This one is connected with the Olympics in London in 2012 but because it’s Olympics year again, I thought I’d share it.

It’s getting nearer. Yesterday it was in Bristol and Bath. Today’s it’s in Cheltenham and tomorrow in Worcester. On Friday it comes to Wales for four days and then it’ll be gone, perhaps for ever. This may be your last chance to turn out and see it.

I’m talking about the Olympic torch relay. This spectacle has been planned as a big celebration of Britain in advance of the summer games and Wales certainly hasn’t been forgotten. As well as visiting the cities of Bangor, Cardiff, Newport and Swansea the torch will ride on an RNLI lifeboat along the Menai strait and bump along on the back of a cob horse in Aberaeron. It will be hauled up Constitution Hill in Aberystwyth by cliff railway and reach the heights of Snowdon in a narrow gauge train.

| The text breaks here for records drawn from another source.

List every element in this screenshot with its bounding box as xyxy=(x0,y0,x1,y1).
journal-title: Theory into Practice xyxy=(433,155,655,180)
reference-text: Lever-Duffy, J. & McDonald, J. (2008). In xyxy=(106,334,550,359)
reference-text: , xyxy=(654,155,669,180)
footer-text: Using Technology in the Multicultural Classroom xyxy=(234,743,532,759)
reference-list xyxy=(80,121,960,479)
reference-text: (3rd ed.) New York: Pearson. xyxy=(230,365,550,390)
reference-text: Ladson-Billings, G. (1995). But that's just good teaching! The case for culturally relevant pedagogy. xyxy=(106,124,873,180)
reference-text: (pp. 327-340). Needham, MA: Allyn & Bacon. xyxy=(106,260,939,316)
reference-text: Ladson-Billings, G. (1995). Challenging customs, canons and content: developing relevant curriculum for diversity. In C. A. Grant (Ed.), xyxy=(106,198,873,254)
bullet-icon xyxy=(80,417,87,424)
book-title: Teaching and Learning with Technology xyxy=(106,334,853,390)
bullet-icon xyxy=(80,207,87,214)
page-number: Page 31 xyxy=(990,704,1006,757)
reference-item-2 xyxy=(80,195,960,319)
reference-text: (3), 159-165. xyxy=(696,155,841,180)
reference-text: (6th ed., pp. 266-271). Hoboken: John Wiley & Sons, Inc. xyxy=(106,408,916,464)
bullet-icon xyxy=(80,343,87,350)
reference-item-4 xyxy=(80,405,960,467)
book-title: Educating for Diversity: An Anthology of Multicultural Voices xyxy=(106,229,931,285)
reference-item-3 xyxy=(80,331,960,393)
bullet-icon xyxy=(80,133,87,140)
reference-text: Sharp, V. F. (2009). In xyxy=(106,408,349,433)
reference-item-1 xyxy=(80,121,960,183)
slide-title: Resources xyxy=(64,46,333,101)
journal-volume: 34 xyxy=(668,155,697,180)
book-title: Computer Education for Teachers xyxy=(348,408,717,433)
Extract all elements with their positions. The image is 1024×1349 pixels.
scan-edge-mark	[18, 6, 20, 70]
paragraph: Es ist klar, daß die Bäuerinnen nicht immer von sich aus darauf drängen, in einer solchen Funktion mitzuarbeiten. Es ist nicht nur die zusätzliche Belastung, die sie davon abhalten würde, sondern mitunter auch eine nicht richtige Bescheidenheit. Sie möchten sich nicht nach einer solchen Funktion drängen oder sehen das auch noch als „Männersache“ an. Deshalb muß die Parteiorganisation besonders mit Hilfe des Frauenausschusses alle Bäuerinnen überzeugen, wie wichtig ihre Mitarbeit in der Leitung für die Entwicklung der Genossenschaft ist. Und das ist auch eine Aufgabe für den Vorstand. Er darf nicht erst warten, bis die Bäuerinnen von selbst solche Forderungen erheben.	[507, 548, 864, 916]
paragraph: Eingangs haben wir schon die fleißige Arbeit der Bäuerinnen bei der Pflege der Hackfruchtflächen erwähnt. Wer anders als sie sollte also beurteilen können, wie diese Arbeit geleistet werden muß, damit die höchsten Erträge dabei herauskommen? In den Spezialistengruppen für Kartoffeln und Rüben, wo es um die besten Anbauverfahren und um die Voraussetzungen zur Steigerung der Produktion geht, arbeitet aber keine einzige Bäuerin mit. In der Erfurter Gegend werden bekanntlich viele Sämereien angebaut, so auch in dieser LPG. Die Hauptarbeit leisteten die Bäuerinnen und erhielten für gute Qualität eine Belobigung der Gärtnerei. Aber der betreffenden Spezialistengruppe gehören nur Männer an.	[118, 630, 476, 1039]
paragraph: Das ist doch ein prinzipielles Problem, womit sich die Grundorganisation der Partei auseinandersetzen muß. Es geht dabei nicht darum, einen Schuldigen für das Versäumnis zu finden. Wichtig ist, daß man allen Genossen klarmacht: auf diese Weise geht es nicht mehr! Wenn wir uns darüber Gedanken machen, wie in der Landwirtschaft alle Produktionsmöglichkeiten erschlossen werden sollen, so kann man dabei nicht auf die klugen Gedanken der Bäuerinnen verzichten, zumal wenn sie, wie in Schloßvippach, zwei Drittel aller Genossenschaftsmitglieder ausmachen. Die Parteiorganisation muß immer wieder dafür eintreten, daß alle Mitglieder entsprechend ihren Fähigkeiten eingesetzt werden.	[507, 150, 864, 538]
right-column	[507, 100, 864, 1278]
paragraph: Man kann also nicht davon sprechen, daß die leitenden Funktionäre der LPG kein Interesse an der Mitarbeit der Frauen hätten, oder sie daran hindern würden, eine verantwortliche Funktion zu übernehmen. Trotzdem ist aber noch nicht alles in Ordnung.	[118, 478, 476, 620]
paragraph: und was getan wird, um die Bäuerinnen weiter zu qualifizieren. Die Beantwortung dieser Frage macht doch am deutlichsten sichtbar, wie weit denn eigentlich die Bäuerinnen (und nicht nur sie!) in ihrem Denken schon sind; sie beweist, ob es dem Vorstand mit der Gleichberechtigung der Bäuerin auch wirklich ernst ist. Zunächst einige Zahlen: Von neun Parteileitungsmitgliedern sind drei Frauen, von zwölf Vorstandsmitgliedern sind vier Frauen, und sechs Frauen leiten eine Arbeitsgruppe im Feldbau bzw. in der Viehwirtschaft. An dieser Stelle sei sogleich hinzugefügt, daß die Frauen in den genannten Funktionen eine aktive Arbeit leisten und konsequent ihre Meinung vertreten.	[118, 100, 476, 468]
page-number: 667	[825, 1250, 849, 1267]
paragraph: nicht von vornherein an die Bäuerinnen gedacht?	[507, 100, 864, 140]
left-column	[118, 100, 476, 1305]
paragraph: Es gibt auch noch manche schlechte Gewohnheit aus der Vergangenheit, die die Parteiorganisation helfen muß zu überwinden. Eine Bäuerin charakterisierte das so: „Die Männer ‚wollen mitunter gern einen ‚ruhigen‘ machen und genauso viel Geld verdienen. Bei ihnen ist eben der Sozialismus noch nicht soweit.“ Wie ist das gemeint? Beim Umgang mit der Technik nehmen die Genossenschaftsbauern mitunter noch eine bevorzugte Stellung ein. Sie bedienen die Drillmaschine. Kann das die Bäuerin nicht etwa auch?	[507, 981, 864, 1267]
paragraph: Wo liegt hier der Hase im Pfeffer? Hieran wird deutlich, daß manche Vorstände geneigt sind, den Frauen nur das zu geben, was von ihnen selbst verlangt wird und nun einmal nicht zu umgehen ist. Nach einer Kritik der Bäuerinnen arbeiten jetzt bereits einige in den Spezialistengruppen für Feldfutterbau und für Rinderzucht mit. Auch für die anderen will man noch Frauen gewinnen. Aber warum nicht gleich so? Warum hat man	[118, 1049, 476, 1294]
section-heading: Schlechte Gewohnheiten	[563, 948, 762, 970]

But the journey of the Olympic torch is not just a celebration of famous places; it is also a recognition of ordinary people with extraordinary stories. Two hundred people have the great privilege of carrying the torch during its journey around Wales and many of them have inspiring tales to tell of hope in adversity or dedicated community service. To read through the stories on the Olympic Torch website is to be humbled and astonished by the runners’ single-mindedness and fortitude in overcoming significant obstacles to get where they are today. One of my favourites tells of an elderly lady who completed a sponsored marathon by walking round and round her local village hall.

Of course, there are the nay-sayers who see it all as the government trying to raise people’s spirits or who take great pleasure in pointing out that the torch relay was used as propaganda to great effect by Nazi Germany. So what? That doesn’t call the whole thing into question. Unfortunate associations don’t rule out all the positives including the way people are already being drawn together to celebrate the way the human spirit can overcome adversity. In the Bible, God says, “I am doing a new thing!” and more often than not he decides to take a set of existing circumstances with not much promise and filling them with new and exciting possibilities.

And this is a dynamic we will hear repeated wherever the Olympic torch goes. A lady who had been recently diagnosed with breast cancer heard one of the Welsh torch runners speak and commented, “I never thought life could be like this again .. it`s absolutely inspirational”. That’s the Spirit!